The internet is already a hostile jungle (look at the logs of any server you control). Legalizing hacking won't change that. It will just add a little more immunity to bad actors.

And it's kind of a legalize burglary, so that people will be forced to live in fortified compounds.

The NRA approach to safety and securing yourself and belongings. If everyone has a gun, everyone will be safe. Except for those who once owned guns and after a very scary mishap believe that it's safer to not own guns, and those that have already criminally mishandled guns and used them in commission of serious and violent crimes, and those who after weeks at the shooting range still can't hit the broadside of a barn. Except those people, everyone will be safe. Oh, and children. Screw the children, because they just don't have the mental capacity to understand the consequences that may occur after one shoots another.

I like this plan. Can't wait for my father, who can barely figure out how to attach a picture to an email in AOL's webmail to start poking for XSS and CSRF vulnerabilities on the sites his spam mail links to, and changing his username to "1;DROP TABLE users" everywhere.

Cyber weapons are already legal to download and posses, it's a very different story from guns. Imagine if your competition could be legally allowed to steal your trade secrets, clients, employees, but only through hacking. Would you not care enough to invest into security?

Perhaps rather than legalizing hacking, we should inject a common middleman into the vulnerability reporting process. In the US, it could be the Consumer Product Safety Commission. It would ensure that those accepting reports are knowledgeable and treat the report as important and also protect companies from having to deal with random white hats. Serious enough vulnerabilities could result in fines that are partially paid to the reporter as a bounty. It would also protect white hats from threats or retribution since they could remain anonymous if they choose.

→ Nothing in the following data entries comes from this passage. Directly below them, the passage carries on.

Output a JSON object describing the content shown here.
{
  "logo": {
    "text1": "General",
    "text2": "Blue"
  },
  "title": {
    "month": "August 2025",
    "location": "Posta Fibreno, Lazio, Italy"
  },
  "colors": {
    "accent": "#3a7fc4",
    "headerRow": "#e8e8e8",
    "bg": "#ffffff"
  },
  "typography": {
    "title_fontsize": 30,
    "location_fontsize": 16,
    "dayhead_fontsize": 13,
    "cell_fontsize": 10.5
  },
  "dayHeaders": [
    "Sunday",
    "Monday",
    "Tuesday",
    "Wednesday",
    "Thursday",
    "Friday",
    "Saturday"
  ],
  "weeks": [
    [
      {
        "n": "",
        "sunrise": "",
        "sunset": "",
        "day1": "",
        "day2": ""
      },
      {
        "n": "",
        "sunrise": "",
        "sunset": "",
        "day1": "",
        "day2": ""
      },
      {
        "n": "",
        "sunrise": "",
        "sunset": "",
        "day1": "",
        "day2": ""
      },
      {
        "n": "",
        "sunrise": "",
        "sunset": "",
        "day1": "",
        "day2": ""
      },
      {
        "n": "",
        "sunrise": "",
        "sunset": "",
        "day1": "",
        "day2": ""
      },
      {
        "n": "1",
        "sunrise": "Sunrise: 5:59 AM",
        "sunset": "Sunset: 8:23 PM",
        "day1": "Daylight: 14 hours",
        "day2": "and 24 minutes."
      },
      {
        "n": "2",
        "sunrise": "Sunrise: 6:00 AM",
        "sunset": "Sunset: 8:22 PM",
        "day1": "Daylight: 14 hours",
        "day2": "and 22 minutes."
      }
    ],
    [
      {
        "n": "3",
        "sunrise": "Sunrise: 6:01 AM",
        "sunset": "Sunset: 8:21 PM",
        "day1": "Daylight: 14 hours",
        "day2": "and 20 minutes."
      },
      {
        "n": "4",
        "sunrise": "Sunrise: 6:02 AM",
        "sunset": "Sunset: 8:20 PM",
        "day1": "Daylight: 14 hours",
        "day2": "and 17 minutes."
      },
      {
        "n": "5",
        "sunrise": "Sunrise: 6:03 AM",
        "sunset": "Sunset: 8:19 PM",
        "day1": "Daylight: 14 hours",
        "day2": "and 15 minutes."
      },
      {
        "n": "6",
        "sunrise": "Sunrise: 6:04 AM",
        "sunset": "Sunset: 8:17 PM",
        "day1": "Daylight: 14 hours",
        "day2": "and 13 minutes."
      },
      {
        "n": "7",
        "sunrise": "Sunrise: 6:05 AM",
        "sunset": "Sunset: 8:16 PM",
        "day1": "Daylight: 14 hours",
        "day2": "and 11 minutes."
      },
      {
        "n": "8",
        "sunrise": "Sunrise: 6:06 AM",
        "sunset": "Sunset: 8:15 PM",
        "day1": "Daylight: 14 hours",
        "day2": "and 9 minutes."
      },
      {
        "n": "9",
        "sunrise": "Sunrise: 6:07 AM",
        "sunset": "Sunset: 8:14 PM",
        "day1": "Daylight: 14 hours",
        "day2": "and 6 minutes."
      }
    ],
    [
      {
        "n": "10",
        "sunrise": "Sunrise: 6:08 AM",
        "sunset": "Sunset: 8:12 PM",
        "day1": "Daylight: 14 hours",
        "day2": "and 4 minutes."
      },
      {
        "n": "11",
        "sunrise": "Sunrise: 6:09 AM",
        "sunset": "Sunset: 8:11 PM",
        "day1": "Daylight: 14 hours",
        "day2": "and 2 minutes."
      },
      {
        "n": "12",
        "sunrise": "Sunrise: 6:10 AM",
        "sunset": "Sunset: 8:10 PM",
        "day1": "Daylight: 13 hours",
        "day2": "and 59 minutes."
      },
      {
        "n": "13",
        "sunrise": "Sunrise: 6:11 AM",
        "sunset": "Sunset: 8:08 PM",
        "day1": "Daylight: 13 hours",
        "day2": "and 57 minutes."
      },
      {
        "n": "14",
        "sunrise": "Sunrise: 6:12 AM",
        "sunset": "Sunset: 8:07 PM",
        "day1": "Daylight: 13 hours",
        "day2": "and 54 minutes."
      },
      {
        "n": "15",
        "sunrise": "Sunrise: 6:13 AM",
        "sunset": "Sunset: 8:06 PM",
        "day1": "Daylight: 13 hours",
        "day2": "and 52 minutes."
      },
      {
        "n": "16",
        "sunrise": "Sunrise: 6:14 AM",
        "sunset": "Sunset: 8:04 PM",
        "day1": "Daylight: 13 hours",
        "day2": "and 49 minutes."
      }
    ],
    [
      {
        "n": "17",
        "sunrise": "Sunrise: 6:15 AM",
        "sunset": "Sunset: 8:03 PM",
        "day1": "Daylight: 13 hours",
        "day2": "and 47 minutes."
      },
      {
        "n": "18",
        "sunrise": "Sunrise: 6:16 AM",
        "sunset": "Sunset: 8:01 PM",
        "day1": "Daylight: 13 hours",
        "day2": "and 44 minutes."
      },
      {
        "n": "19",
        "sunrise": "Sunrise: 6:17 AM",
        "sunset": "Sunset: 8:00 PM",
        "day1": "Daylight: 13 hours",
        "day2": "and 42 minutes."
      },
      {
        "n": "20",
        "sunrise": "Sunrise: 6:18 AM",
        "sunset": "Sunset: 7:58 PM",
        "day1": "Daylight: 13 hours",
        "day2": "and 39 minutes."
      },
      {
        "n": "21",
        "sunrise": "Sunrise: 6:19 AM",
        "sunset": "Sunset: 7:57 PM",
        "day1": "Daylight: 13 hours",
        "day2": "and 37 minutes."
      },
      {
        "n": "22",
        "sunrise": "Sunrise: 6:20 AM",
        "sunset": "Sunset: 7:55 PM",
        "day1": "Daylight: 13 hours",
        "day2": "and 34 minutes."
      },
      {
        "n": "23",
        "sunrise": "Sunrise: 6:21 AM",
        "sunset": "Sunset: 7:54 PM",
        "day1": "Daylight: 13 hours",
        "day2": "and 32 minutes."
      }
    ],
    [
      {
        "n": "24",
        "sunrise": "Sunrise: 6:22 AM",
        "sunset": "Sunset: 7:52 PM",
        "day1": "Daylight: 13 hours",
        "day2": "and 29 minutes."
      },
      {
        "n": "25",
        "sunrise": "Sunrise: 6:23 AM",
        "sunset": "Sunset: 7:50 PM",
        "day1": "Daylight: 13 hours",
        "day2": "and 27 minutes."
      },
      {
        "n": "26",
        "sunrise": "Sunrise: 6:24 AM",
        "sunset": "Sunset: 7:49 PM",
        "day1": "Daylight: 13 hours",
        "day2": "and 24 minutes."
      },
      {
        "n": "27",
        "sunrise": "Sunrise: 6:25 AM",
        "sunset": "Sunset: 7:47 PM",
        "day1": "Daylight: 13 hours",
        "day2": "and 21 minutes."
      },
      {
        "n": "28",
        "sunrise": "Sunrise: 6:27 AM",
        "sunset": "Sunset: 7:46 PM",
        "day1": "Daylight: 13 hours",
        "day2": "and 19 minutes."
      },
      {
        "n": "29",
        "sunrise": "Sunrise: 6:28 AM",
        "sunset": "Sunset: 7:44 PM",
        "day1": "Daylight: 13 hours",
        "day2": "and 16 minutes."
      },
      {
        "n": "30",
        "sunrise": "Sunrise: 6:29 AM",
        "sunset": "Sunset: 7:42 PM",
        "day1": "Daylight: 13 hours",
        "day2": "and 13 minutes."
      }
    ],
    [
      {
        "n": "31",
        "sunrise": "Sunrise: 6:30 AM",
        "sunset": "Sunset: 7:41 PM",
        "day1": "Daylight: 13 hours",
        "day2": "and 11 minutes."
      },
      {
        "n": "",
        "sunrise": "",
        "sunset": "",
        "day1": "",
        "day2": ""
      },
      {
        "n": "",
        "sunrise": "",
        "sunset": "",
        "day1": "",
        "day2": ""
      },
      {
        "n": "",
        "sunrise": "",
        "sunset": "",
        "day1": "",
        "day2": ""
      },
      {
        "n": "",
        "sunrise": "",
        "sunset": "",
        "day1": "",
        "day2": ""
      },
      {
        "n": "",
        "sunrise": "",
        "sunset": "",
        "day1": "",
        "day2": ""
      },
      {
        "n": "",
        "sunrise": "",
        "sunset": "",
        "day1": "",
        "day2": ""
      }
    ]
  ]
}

We already have a process in place to deal with flaws in products produced by unlicensed entrepreneurs. We just need to extend it to apply to software products and services.

No, it wont. Because people hack right now too. What it would do however, is that people who have ethical considerations would have to step back against people who dont have them. So, prepare for a lot of insider attacks and back doors. Not that those don't exist now, they do. But your proposal would put more advantage to bad actors as they hAve now, so they would get their way more often.